A couple weeks later, she received a call from the client, confirming that she had aggressive melanoma and that the cancer had already spread to her lymph nodes.

Nail melanoma, formally named subungual melanoma if it’s under the nail or periungual melanoma if it’s around the nail, is a rare, but serious — and potentially fatal — condition.

In many cases, nail melanoma is most concerning because of the length of time it takes to be properly diagnosed.

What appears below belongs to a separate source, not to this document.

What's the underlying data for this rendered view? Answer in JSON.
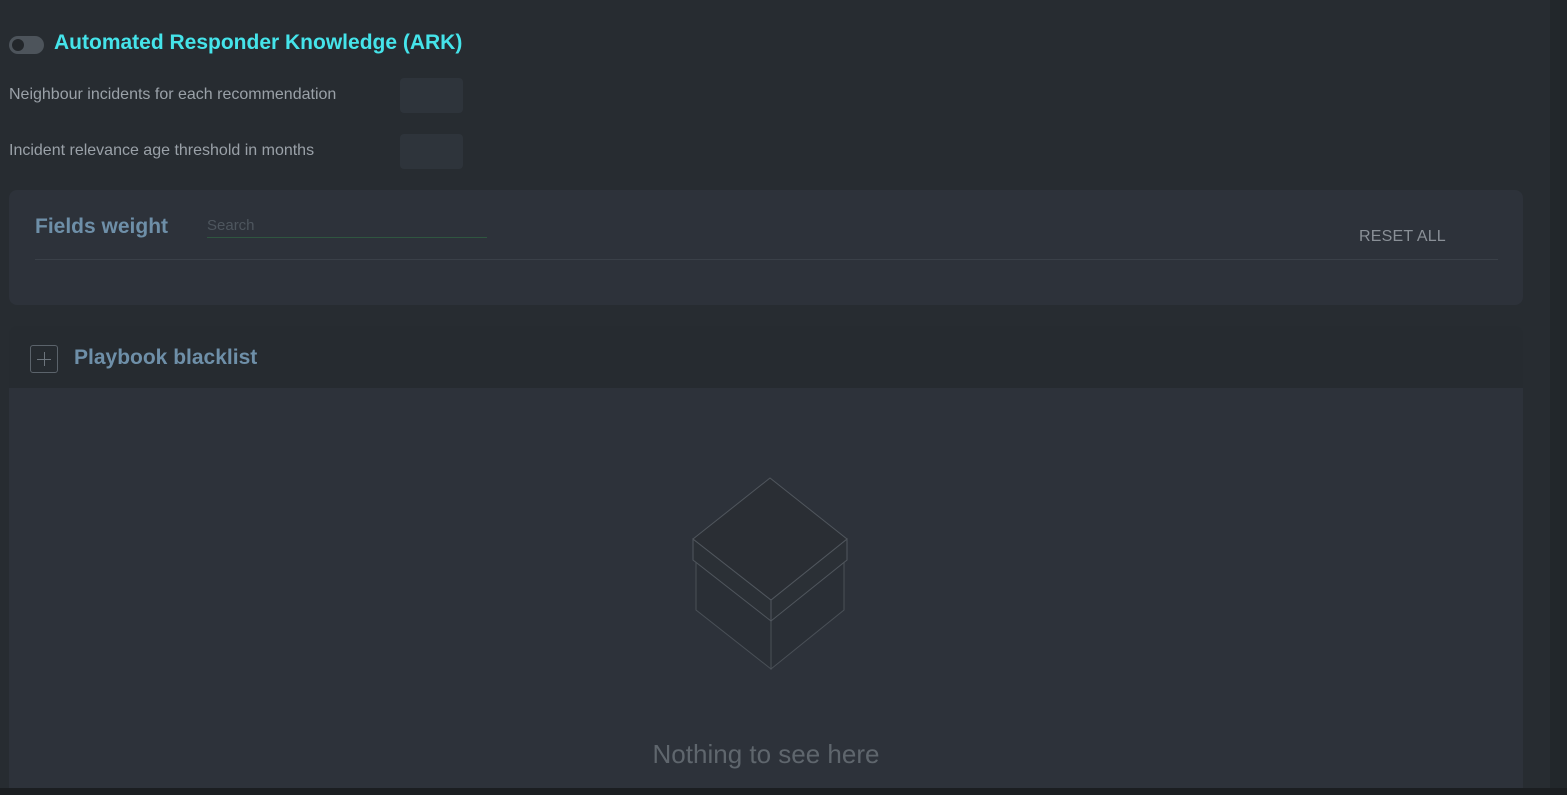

A study in Dermatologic Surgery notes that the average time it takes for diagnosis of subungual melanoma is two and a half years. This lengthy range isn’t because people don’t notice the unusual stripe; they just don’t see it as important or attribute it to something less concerning.

If you notice a mark or stripe underneath your nail without attributing it to a recent finger jam, or if an existing mark isn’t growing out, consult your doctor immediately.

Your doctor will likely do a biopsy to check for melanoma, Dr. Teippora Shainhouse told Women’s Health. If the condition is caught early, a surgical removal can rid your body of any cancerous cells before they can spread.

In Skinner’s post, she also recommends checking the nail beds — fingers and toes — of elderly loved ones who may not be able to discover these markings themselves.

“Early diagnosis can make all the difference in the world!” she warned readers.